Acordei completamente desnorteada, meu corpo todo doía e a luz do sol fazia meus olhos lacrimejarem. Olhei ao redor, estava no meu quarto na casa de Alfonso. Ele estava ali, assim como o médico. Minha memória voltou como um raio, fazendo minha cabeça latejar. Encolhi-me na cama, como um bicho acuado, sentindo todas as juntas doerem.
— Não vão me levar viva pro hospício! — ameacei, procurando alguma coisa para poder usar como arma, caso eles tentassem me pegar.
Alfonso se aproximou lentamente da cama, os olhos grudados nos meus. Eu me encolhi mais quando se sentou na cama com deliberada lentidão.
Eu ainda não tinha encontrado nem uma arma.
— Ninguém a levará a parte alguma. — um sorriso agoniado nos lábios. — Jamais permitirei que alguém a machuque. — O Dr. Almeida está aqui porque você está doente. Ardeu em febre por dois dias. — explicou.
Dois dias?
Não me lembrava de quase nada! Tive um sonho estranho, cheio de imagens soltas. Alfonso me colocando na banheira ainda vestida. Eu podia ver seus lábios se moverem, mas ouvia o que ele dizia, parecia estar muito assustado. Madalena correndo apavorada com uma bacia nas mãos, o rosto de Maite cheio de lágrimas, o médico tocando meu pulso, uma colher cheia de gosma preta — essa imagem se repetia diversas vezes.— e depois o gosto amargo descendo em minha garganta. Os olhos verdes desesperados e úmidos, seu rosto retorcido pela dor, seus lábios tocando as costas de minha mão de novo e de novo. Tudo muito confuso.
— Senhorita Anahí, você teve hipotermia por ter ficado tanto tempo naquela tempestade. — o médico disse sem se aproximar. — Quando finalmente conseguimos aquecê-la, começou a queimar em febre. Imagino que se resfriou.
Funguei um pouco. Meu nariz realmente estava um pouco entupido.
—Pensei que fosse perdê-la. — Alfonso sussurrou, a voz cheia de angústia. — Você não reagia, resmungava muito enquanto a febre estava alta, pensei que... — Ele não continuou.
Abaixou a cabeça e deslizou sua mão sobre o lençol à procura da minha. Recuei um pouco e ele desistiu.
— E o pior é que seria por minha culpa! —e fechou os olhos.
— O pior já passou, Senhor Herrera. — disse o médico, se aproximando lentamente. — Não se aflija mais. A melhora dela é visível!
Não tirei os olhos do médico. Esperava que, a qualquer momento, um bando de enfermeiros entraria no quarto e me amarraria numa camisa de força. E o castiçal, que poderia ser tão útil caso isso acontecesse — eu poderia derrubar dois ou três deles antes que me pegassem —, estava sobre a cômoda, ao lado da poltrona, jamais o pegaria a tempo.
— Preciso checar sua temperatura, senhorita, — esclareceu o médico quando me afastei de sua mão.
Fiquei imóvel, mas muito alerta. Pularia pela janela ao menor sinal de enfermeiros. O médico, lentamente, tocou minha testa.
— Ainda está um pouco quente. — ele disse a Alfonso. — Acho melhor que tome o elixir novamente.

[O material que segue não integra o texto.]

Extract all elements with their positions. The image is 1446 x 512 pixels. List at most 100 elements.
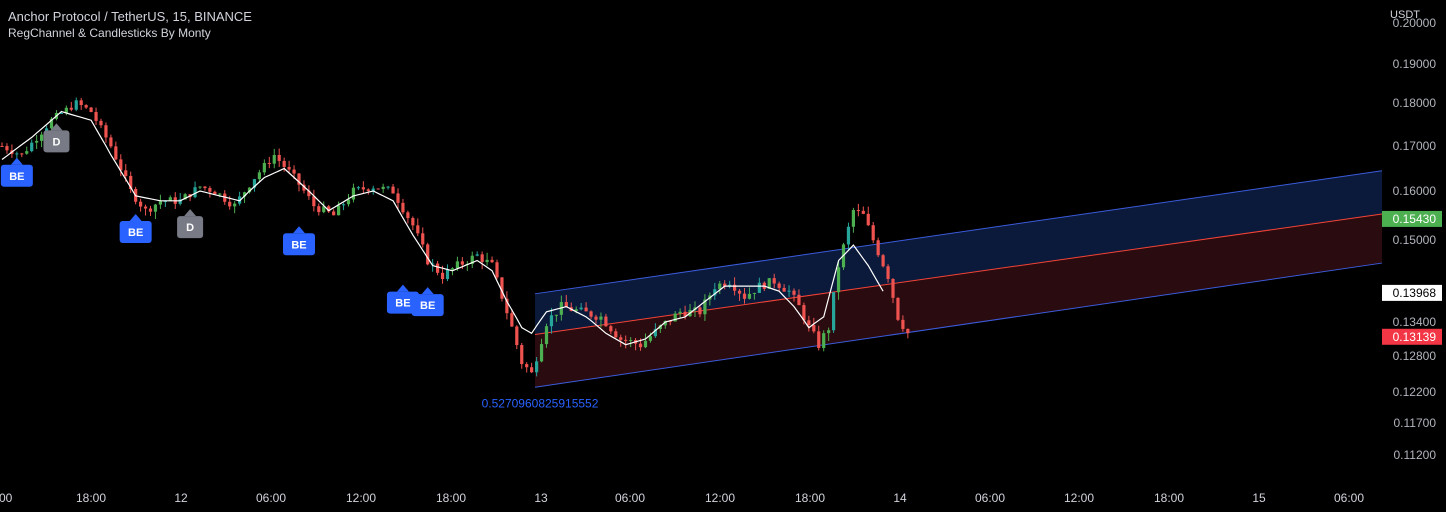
candle-body <box>554 314 558 316</box>
candle-body <box>797 294 801 306</box>
candle-body <box>346 199 351 205</box>
candle-body <box>139 201 143 207</box>
x-tick-label: 06:00 <box>615 491 645 505</box>
candle-body <box>802 305 806 321</box>
candle-body <box>901 319 905 329</box>
y-tick-label: 0.19000 <box>1393 57 1437 71</box>
chart-title: Anchor Protocol / TetherUS, 15, BINANCE <box>8 9 252 24</box>
x-tick-label: 06:00 <box>256 491 286 505</box>
candle-body <box>104 125 108 138</box>
x-tick-label: 14 <box>893 491 907 505</box>
candle-body <box>421 233 425 245</box>
candle-body <box>772 278 776 284</box>
y-tick-label: 0.16000 <box>1393 184 1437 198</box>
y-tick-label: 0.13400 <box>1393 315 1437 329</box>
candle-body <box>436 263 440 273</box>
candle-body <box>267 162 271 164</box>
candle-body <box>129 175 133 189</box>
candle-body <box>252 179 257 188</box>
d-signal-marker <box>177 216 204 239</box>
candle-body <box>470 255 474 264</box>
x-tick-label: 18:00 <box>795 491 825 505</box>
candle-body <box>30 142 34 152</box>
y-tick-label: 0.15000 <box>1393 233 1437 247</box>
candle-body <box>119 159 123 171</box>
candle-body <box>89 107 93 112</box>
candle-body <box>371 188 375 191</box>
candle-body <box>203 186 207 189</box>
candle-body <box>574 309 578 311</box>
candle-body <box>25 151 29 154</box>
channel-upper-line <box>534 170 1383 295</box>
candle-body <box>510 313 514 327</box>
be-signal-marker <box>0 164 33 187</box>
candle-body <box>856 210 860 212</box>
channel-upper-fill <box>535 170 1382 335</box>
candle-body <box>485 259 489 263</box>
candle-body <box>678 311 682 314</box>
candle-body <box>515 326 519 346</box>
time-axis: :00 18:00 12 06:00 12:00 18:00 13 06:00 12:00 18:… <box>0 491 1364 505</box>
candle-body <box>658 325 662 330</box>
candle-body <box>807 320 811 326</box>
candle-body <box>49 118 54 129</box>
candle-body <box>198 186 202 188</box>
candle-body <box>426 244 430 265</box>
x-tick-label: 06:00 <box>975 491 1005 505</box>
candle-body <box>490 259 494 263</box>
candle-body <box>351 187 356 200</box>
marker-arrow <box>10 157 23 165</box>
candle-body <box>564 302 568 308</box>
candle-body <box>881 255 885 267</box>
x-tick-label: 18:00 <box>1154 491 1184 505</box>
candle-body <box>272 155 276 164</box>
candle-body <box>262 162 266 173</box>
marker-arrow <box>129 214 142 222</box>
d-signal-marker <box>43 130 70 153</box>
candle-body <box>653 329 657 337</box>
x-tick-label: 15 <box>1252 491 1266 505</box>
candle-body <box>213 191 217 195</box>
candle-body <box>178 199 182 204</box>
be-signal-marker <box>119 221 152 244</box>
candle-body <box>723 283 727 287</box>
candle-body <box>891 278 895 298</box>
candle-body <box>396 193 400 203</box>
price-label-box <box>1382 210 1442 227</box>
candle-body <box>584 307 588 312</box>
candle-body <box>361 187 365 190</box>
candle-body <box>242 192 247 197</box>
candle-body <box>391 186 395 194</box>
x-tick-label: :00 <box>0 491 13 505</box>
candle-body <box>84 105 88 108</box>
candle-body <box>500 277 504 299</box>
x-tick-label: 18:00 <box>76 491 106 505</box>
candle-body <box>431 263 435 265</box>
candle-body <box>450 268 455 270</box>
x-tick-label: 06:00 <box>1334 491 1364 505</box>
candle-body <box>94 111 98 121</box>
candle-body <box>416 225 420 234</box>
marker-arrow <box>293 226 305 234</box>
candle-body <box>302 184 306 191</box>
candle-body <box>629 340 633 342</box>
candle-body <box>292 169 296 174</box>
candle-body <box>233 203 237 207</box>
candle-body <box>757 282 761 293</box>
candle-body <box>742 293 747 299</box>
be-signal-marker <box>386 291 419 314</box>
candle-body <box>35 140 39 143</box>
candle-body <box>544 326 549 345</box>
candle-body <box>322 206 326 213</box>
candles <box>0 97 910 377</box>
candle-body <box>74 100 78 110</box>
candle-body <box>287 166 291 170</box>
moving-average <box>1 110 884 346</box>
candle-body <box>307 190 311 197</box>
channel-lower-line <box>534 262 1383 388</box>
candle-body <box>792 290 796 295</box>
candle-body <box>589 311 593 317</box>
candle-body <box>530 367 534 373</box>
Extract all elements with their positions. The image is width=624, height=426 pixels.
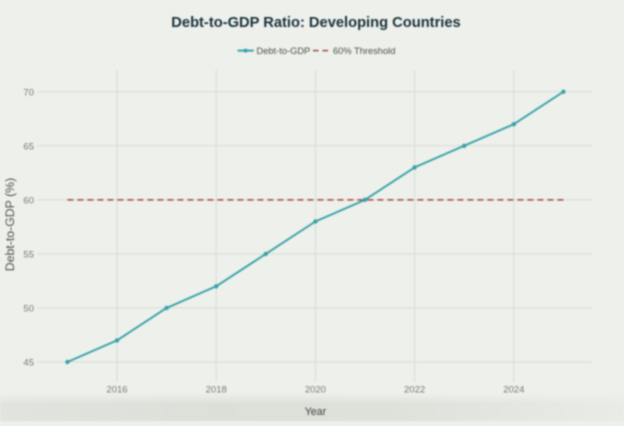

Alfonso concordou. O médico pegou uma garrafinha e uma colher.
— Creio que ela prefira que você faça isso, Senhor Herrera. — o médico sorriu sem graça.
Alfonso abriu o vidro escuro e um forte odor atingiu meu nariz.
— Eca! Não vou tomar isso! — cruzei os braços teimosamente.
— Precisa tomar para se curar, amor. — pediu numa súplica. Não deixei de notar a falta de surpresa nos olhos do Dr. Almeida. — Por favor?